Greece: Riots break out as austerity steps get first approval

Hundreds of youths smashed and looted stores in central Athens and clashed with riot police during a massive anti-government rally against painful new austerity measures that won initial parliamentary approval in a vote Wednesday night.

The rioting came on the first day of a 48-hour nationwide general strike that brought services in much of Greece to a standstill, grounding flights for hours, leaving ferries tied up in port and shutting down customs offices, stores and banks.

More than 100,000 people took to the streets of the Greek capital to demonstrate against the austerity bill, which includes new tax hikes, further pension and salary cuts, the suspension on reduced pay of 30,000 public servants and the suspension of collective labor contracts.

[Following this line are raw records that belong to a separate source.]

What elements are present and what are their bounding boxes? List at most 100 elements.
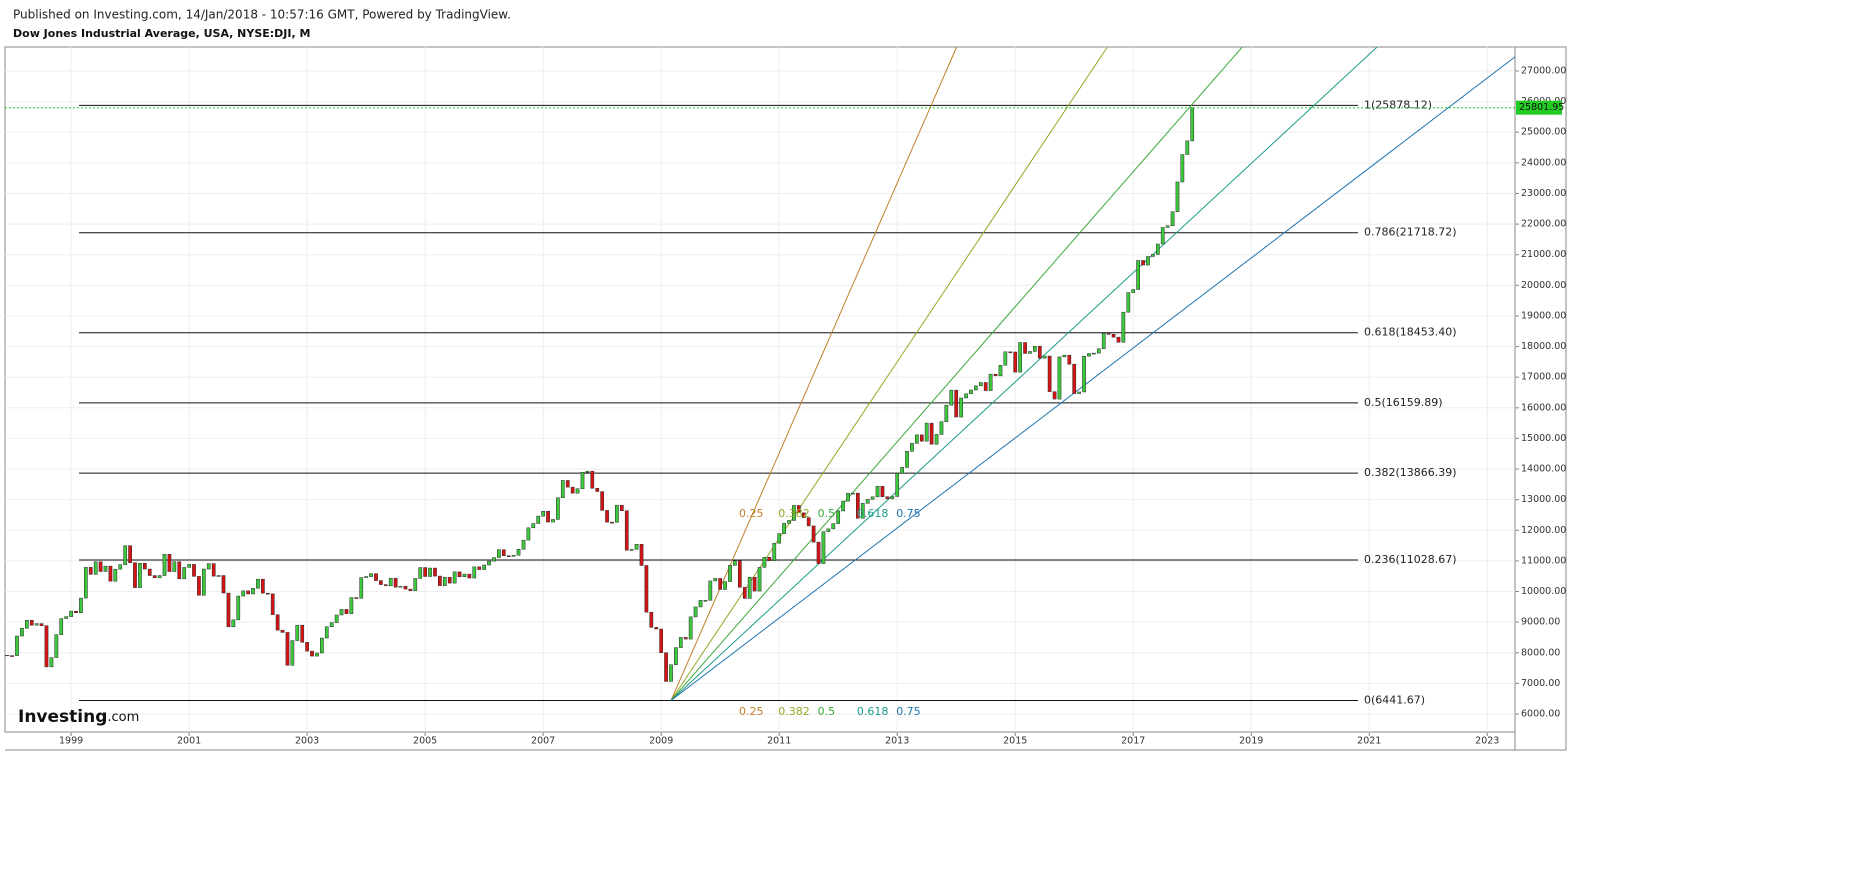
y-tick-label: 6000.00 (1521, 708, 1560, 719)
candle (83, 567, 88, 599)
fib-level-label: 0(6441.67) (1364, 693, 1425, 706)
candle (1092, 352, 1096, 355)
candle (315, 652, 319, 657)
x-tick-label: 2019 (1239, 736, 1263, 747)
y-tick-label: 17000.00 (1521, 372, 1566, 383)
candle (605, 510, 609, 523)
candle (354, 597, 359, 599)
candle (359, 577, 364, 599)
x-tick-label: 2003 (295, 736, 319, 747)
candle (1037, 345, 1042, 359)
candle (880, 486, 885, 497)
candle (1155, 243, 1160, 255)
candle (610, 521, 614, 524)
x-tick-label: 2013 (885, 736, 909, 747)
candle (988, 373, 993, 391)
x-tick-label: 2011 (767, 736, 791, 747)
candle (265, 592, 270, 595)
candle (329, 622, 334, 627)
candle (1082, 355, 1086, 393)
y-tick-label: 18000.00 (1521, 341, 1566, 352)
candle (379, 580, 383, 585)
x-tick-label: 2021 (1357, 736, 1381, 747)
candle (855, 492, 860, 519)
candle (182, 567, 187, 580)
x-tick-label: 2015 (1003, 736, 1027, 747)
fib-level-label: 0.786(21718.72) (1364, 226, 1457, 239)
fan-label-top: 0.382 (778, 507, 810, 520)
candle (590, 470, 595, 489)
y-tick-label: 11000.00 (1521, 555, 1566, 566)
candle (418, 567, 423, 579)
candle (44, 625, 49, 668)
candle (334, 614, 339, 623)
candle (231, 619, 236, 628)
fan-line (670, 56, 1515, 701)
candle (536, 515, 541, 524)
candle (492, 557, 496, 562)
candle (216, 575, 221, 577)
y-tick-label: 22000.00 (1521, 219, 1566, 230)
x-tick-label: 2007 (531, 736, 555, 747)
candle (29, 619, 34, 626)
candle (836, 510, 841, 524)
fan-line (670, 47, 958, 701)
y-tick-label: 12000.00 (1521, 525, 1566, 536)
candle (1180, 154, 1185, 183)
y-tick-label: 20000.00 (1521, 280, 1566, 291)
candle (152, 575, 157, 579)
fib-level-label: 0.618(18453.40) (1364, 326, 1457, 339)
candle (320, 637, 324, 654)
y-tick-label: 10000.00 (1521, 586, 1566, 597)
candle (556, 497, 560, 520)
candle (629, 549, 634, 551)
candle (383, 584, 388, 587)
candle (713, 578, 718, 582)
candle (506, 555, 511, 558)
candle (1101, 333, 1106, 349)
candle (24, 619, 29, 629)
candle (79, 597, 83, 613)
candle (762, 557, 767, 568)
candle (497, 549, 501, 558)
candle (236, 595, 241, 621)
candle (654, 627, 659, 630)
candle (782, 523, 786, 534)
candle (457, 571, 462, 578)
candle (202, 568, 206, 596)
candle (703, 600, 708, 602)
candle (1160, 227, 1165, 245)
candle (1003, 351, 1008, 366)
candle (128, 545, 132, 563)
candle (688, 616, 693, 640)
candle (919, 434, 924, 442)
logo-main: Investing (18, 707, 107, 727)
candle (708, 580, 713, 601)
candle (816, 541, 821, 564)
candle (777, 533, 782, 544)
candle (285, 632, 290, 666)
candle (674, 647, 678, 665)
candle (747, 577, 752, 599)
y-tick-label: 21000.00 (1521, 249, 1566, 260)
x-tick-label: 1999 (59, 736, 83, 747)
candle (1052, 391, 1057, 400)
candle (10, 655, 14, 657)
candle (98, 561, 103, 572)
candle (895, 473, 900, 497)
candle (197, 576, 201, 596)
candle (241, 590, 246, 597)
candle (905, 451, 909, 468)
candle (865, 499, 870, 504)
candle (472, 566, 477, 579)
candle (792, 505, 796, 521)
candle (261, 578, 265, 594)
candle (133, 562, 137, 588)
candle (226, 592, 231, 628)
y-tick-label: 16000.00 (1521, 402, 1566, 413)
candle (1111, 334, 1116, 338)
candle (1106, 333, 1111, 335)
candle (526, 527, 531, 541)
candle (993, 373, 998, 377)
y-tick-label: 19000.00 (1521, 310, 1566, 321)
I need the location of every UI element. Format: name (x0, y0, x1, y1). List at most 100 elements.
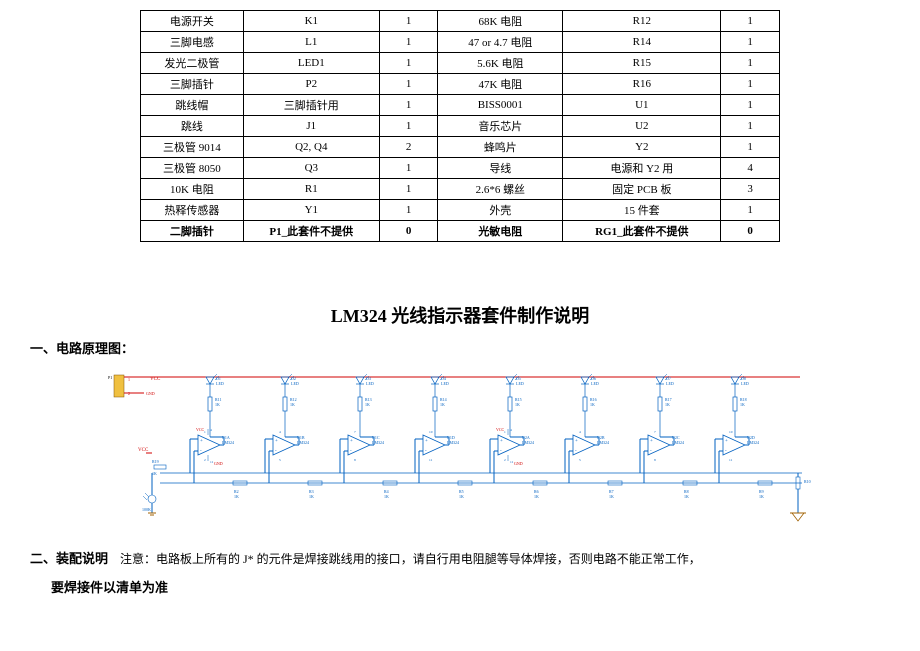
svg-text:10: 10 (729, 430, 733, 434)
section-2-line2: 要焊接件以清单为准 (51, 580, 168, 595)
bom-cell: 1 (379, 53, 438, 74)
bom-cell: 1 (379, 11, 438, 32)
svg-text:11: 11 (429, 458, 433, 462)
section-2: 二、装配说明 注意：电路板上所有的 J* 的元件是焊接跳线用的接口，请自行用电阻… (30, 545, 890, 602)
bom-cell: 0 (379, 221, 438, 242)
bom-cell: J1 (243, 116, 379, 137)
bom-cell: 1 (379, 158, 438, 179)
svg-text:+: + (725, 439, 728, 444)
bom-cell: 音乐芯片 (438, 116, 563, 137)
bom-cell: 三脚插针用 (243, 95, 379, 116)
svg-text:8: 8 (354, 458, 356, 462)
svg-text:VCC: VCC (496, 427, 505, 432)
svg-text:GND: GND (146, 391, 155, 396)
svg-text:1K: 1K (365, 402, 370, 407)
svg-text:VCC: VCC (196, 427, 205, 432)
svg-text:1: 1 (504, 430, 506, 434)
bom-cell: P1_此套件不提供 (243, 221, 379, 242)
bom-cell: 三极管 8050 (141, 158, 244, 179)
bom-cell: 1 (721, 53, 780, 74)
section-2-note: 注意：电路板上所有的 J* 的元件是焊接跳线用的接口，请自行用电阻腿等导体焊接，… (120, 552, 701, 566)
bom-cell: BISS0001 (438, 95, 563, 116)
bom-cell: 1 (721, 74, 780, 95)
bom-cell: U1 (563, 95, 721, 116)
svg-text:LED: LED (291, 381, 299, 386)
bom-cell: 1 (379, 200, 438, 221)
bom-cell: 固定 PCB 板 (563, 179, 721, 200)
svg-text:1K: 1K (609, 494, 614, 499)
svg-text:+: + (425, 439, 428, 444)
bom-cell: 1 (721, 137, 780, 158)
svg-text:1K: 1K (590, 402, 595, 407)
bom-cell: 2 (379, 137, 438, 158)
svg-text:1K: 1K (309, 494, 314, 499)
bom-cell: 47K 电阻 (438, 74, 563, 95)
bom-cell: 三极管 9014 (141, 137, 244, 158)
svg-text:1K: 1K (459, 494, 464, 499)
schematic-diagram: VCCP112GNDVCCD1LEDR111K+-U1ALM324R21K124… (100, 365, 820, 525)
bom-cell: 1 (379, 116, 438, 137)
bom-cell: 1 (721, 32, 780, 53)
bom-cell: RG1_此套件不提供 (563, 221, 721, 242)
bom-cell: Q3 (243, 158, 379, 179)
svg-text:1K: 1K (534, 494, 539, 499)
svg-text:LED: LED (666, 381, 674, 386)
bom-cell: R12 (563, 11, 721, 32)
svg-text:11: 11 (729, 458, 733, 462)
svg-text:LED: LED (591, 381, 599, 386)
bom-cell: 1 (721, 116, 780, 137)
bom-cell: 外壳 (438, 200, 563, 221)
svg-text:1K: 1K (290, 402, 295, 407)
bom-cell: R15 (563, 53, 721, 74)
svg-text:4: 4 (510, 428, 512, 432)
svg-text:+: + (200, 439, 203, 444)
svg-text:+: + (500, 439, 503, 444)
svg-text:1K: 1K (684, 494, 689, 499)
bom-cell: K1 (243, 11, 379, 32)
bom-cell: 10K 电阻 (141, 179, 244, 200)
svg-text:1K: 1K (440, 402, 445, 407)
svg-text:R19: R19 (152, 459, 159, 464)
bom-cell: 二脚插针 (141, 221, 244, 242)
svg-text:1K: 1K (152, 471, 157, 476)
bom-cell: R1 (243, 179, 379, 200)
svg-text:+: + (275, 439, 278, 444)
svg-text:LED: LED (366, 381, 374, 386)
bom-cell: 1 (721, 11, 780, 32)
svg-text:100K: 100K (142, 507, 151, 512)
svg-text:LED: LED (441, 381, 449, 386)
section-2-label: 二、装配说明 (30, 551, 108, 566)
svg-text:2: 2 (204, 458, 206, 462)
svg-text:1K: 1K (665, 402, 670, 407)
svg-text:1K: 1K (759, 494, 764, 499)
svg-text:+: + (650, 439, 653, 444)
bom-cell: R14 (563, 32, 721, 53)
bom-cell: 1 (379, 95, 438, 116)
section-1-label: 一、电路原理图： (30, 338, 920, 357)
bom-cell: 发光二极管 (141, 53, 244, 74)
svg-text:+: + (350, 439, 353, 444)
bom-cell: 1 (721, 200, 780, 221)
svg-text:P1: P1 (108, 375, 112, 380)
bom-cell: 1 (379, 74, 438, 95)
bom-cell: 蜂鸣片 (438, 137, 563, 158)
svg-text:1K: 1K (515, 402, 520, 407)
bom-cell: 热释传感器 (141, 200, 244, 221)
svg-text:LED: LED (216, 381, 224, 386)
bom-cell: U2 (563, 116, 721, 137)
svg-text:2: 2 (504, 458, 506, 462)
bom-cell: 15 件套 (563, 200, 721, 221)
svg-text:10: 10 (429, 430, 433, 434)
svg-text:+: + (575, 439, 578, 444)
bom-cell: 电源和 Y2 用 (563, 158, 721, 179)
svg-text:5: 5 (279, 458, 281, 462)
bom-cell: Y1 (243, 200, 379, 221)
svg-text:1K: 1K (740, 402, 745, 407)
svg-text:8: 8 (654, 458, 656, 462)
bom-cell: 47 or 4.7 电阻 (438, 32, 563, 53)
svg-text:7: 7 (654, 430, 656, 434)
bom-cell: 4 (721, 158, 780, 179)
bom-cell: 三脚电感 (141, 32, 244, 53)
svg-text:GND: GND (514, 461, 523, 466)
bom-cell: 1 (721, 95, 780, 116)
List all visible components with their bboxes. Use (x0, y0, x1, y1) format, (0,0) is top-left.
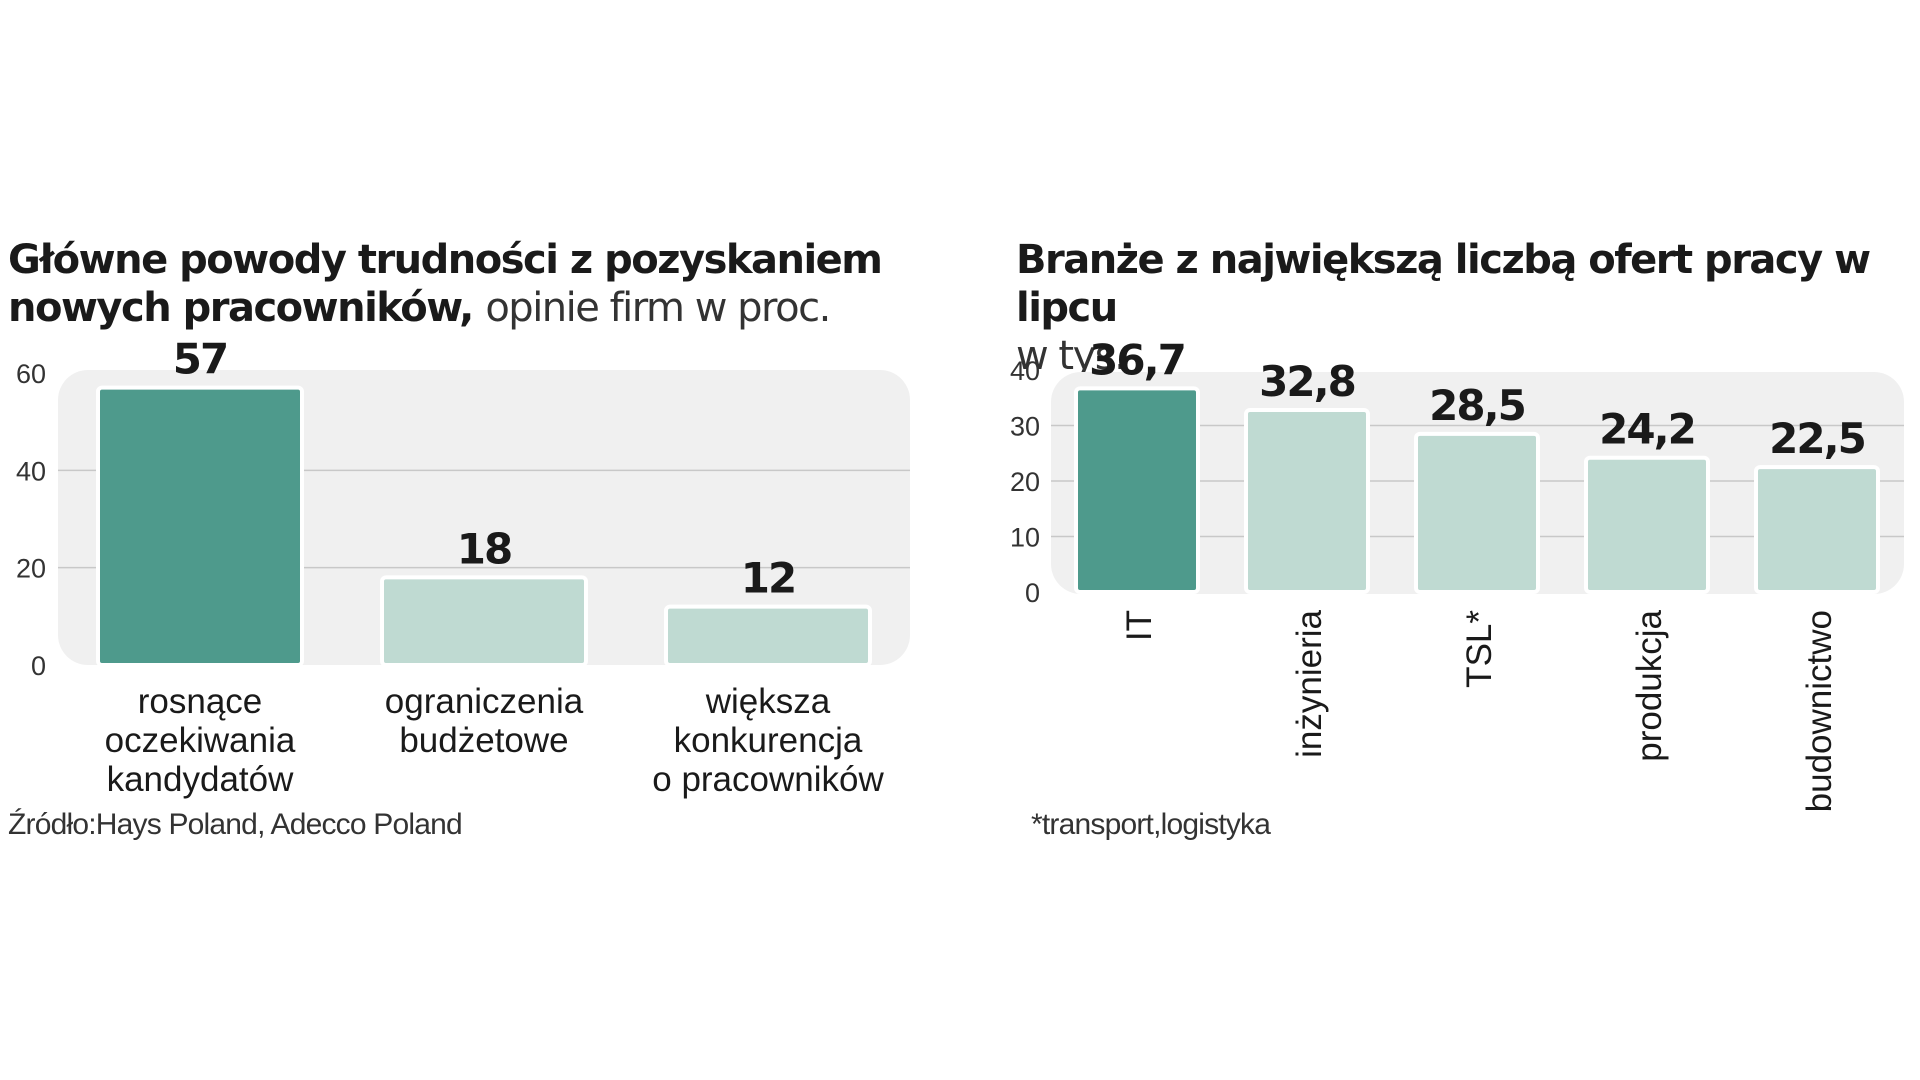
right-bar (1584, 455, 1710, 594)
right-chart-title: Branże z największą liczbą ofert pracy w… (1016, 236, 1916, 380)
right-category-label: IT (1120, 610, 1159, 641)
left-value-label: 12 (741, 554, 795, 603)
right-y-tick-label: 20 (1010, 467, 1040, 497)
left-category-label: większa (705, 682, 831, 721)
left-bar (96, 385, 304, 667)
left-category-label: ograniczenia (385, 682, 584, 721)
left-value-label: 18 (457, 524, 511, 573)
left-bar (380, 575, 588, 668)
right-category-label: inżynieria (1290, 609, 1329, 757)
right-title-subtitle: w tys. (1016, 333, 1127, 379)
left-category-label: kandydatów (107, 760, 295, 799)
right-value-label: 22,5 (1769, 414, 1865, 463)
right-y-tick-label: 30 (1010, 412, 1040, 442)
right-bar (1414, 431, 1540, 595)
right-bar (1244, 407, 1370, 594)
left-bar (664, 604, 872, 667)
left-y-tick-label: 20 (16, 554, 46, 584)
left-category-label: oczekiwania (105, 721, 296, 760)
left-chart-title: Główne powody trudności z pozyskaniem no… (8, 236, 968, 332)
right-y-tick-label: 0 (1025, 578, 1040, 608)
right-y-tick-label: 40 (1010, 356, 1040, 386)
left-category-label: o pracowników (652, 760, 884, 799)
right-value-label: 32,8 (1259, 357, 1355, 406)
right-y-tick-label: 10 (1010, 523, 1040, 553)
right-value-label: 24,2 (1599, 405, 1695, 454)
left-category-label: konkurencja (674, 721, 863, 760)
right-value-label: 36,7 (1089, 335, 1185, 384)
right-category-label: produkcja (1630, 609, 1669, 761)
right-bar (1074, 386, 1200, 594)
left-value-label: 57 (173, 335, 227, 384)
left-title-subtitle: opinie firm w proc. (485, 285, 831, 331)
right-category-label: TSL* (1460, 610, 1499, 688)
right-bar (1754, 465, 1880, 594)
left-source-note: Źródło:Hays Poland, Adecco Poland (8, 808, 463, 841)
left-category-label: rosnące (138, 682, 263, 721)
right-title-bold: Branże z największą liczbą ofert pracy w… (1016, 237, 1871, 331)
left-y-tick-label: 40 (16, 456, 46, 486)
left-category-label: budżetowe (399, 721, 568, 760)
left-y-tick-label: 60 (16, 359, 46, 389)
left-title-bold: Główne powody trudności z pozyskaniem no… (8, 237, 883, 331)
right-footnote: *transport,logistyka (1031, 808, 1271, 841)
right-category-label: budownictwo (1800, 610, 1839, 812)
right-value-label: 28,5 (1429, 381, 1525, 430)
left-y-tick-label: 0 (31, 651, 46, 681)
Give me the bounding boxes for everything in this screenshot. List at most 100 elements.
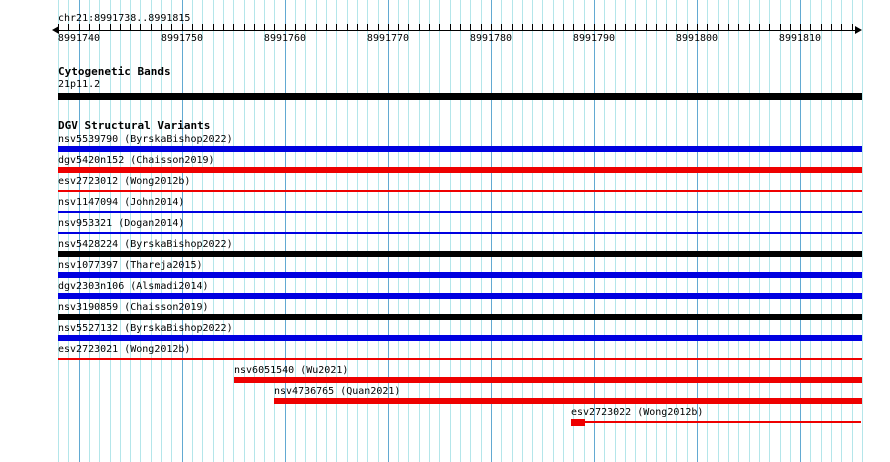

Creditors have demanded the measures before they give Greece more funds from a $152.11 billion package of bailout loans from other eurozone countries and the International Monetary Fund. Greece says it will run out of money in mid-November without the $11 billion installment.

But Greek citizens said they already are reeling from more than one-and-a-half years of austerity measures.

"We just can’t take it any more. There is desperation, anger and bitterness," said Nikos Anastasopoulos, head of a workers’ union for an Athens municipality, as he joined the demonstration early in the day.

The bill won initial approval in the 300-member Parliament late Wednesday, with 154 deputies voting in favor on principle and 141 against. A second vote, on the bill’s articles, is due Thursday. Only after that procedure will the bill have passed. A communist party-backed union has vowed to encircle Parliament Thursday in an attempt to prevent deputies from entering the building for the procedure.

The new measures have even prompted some lawmakers from the governing Socialists to threaten not to vote for at least some of the articles in the bill. But Finance Minister Evangelos Venizelos insisted there was no choice but to accept the hardship.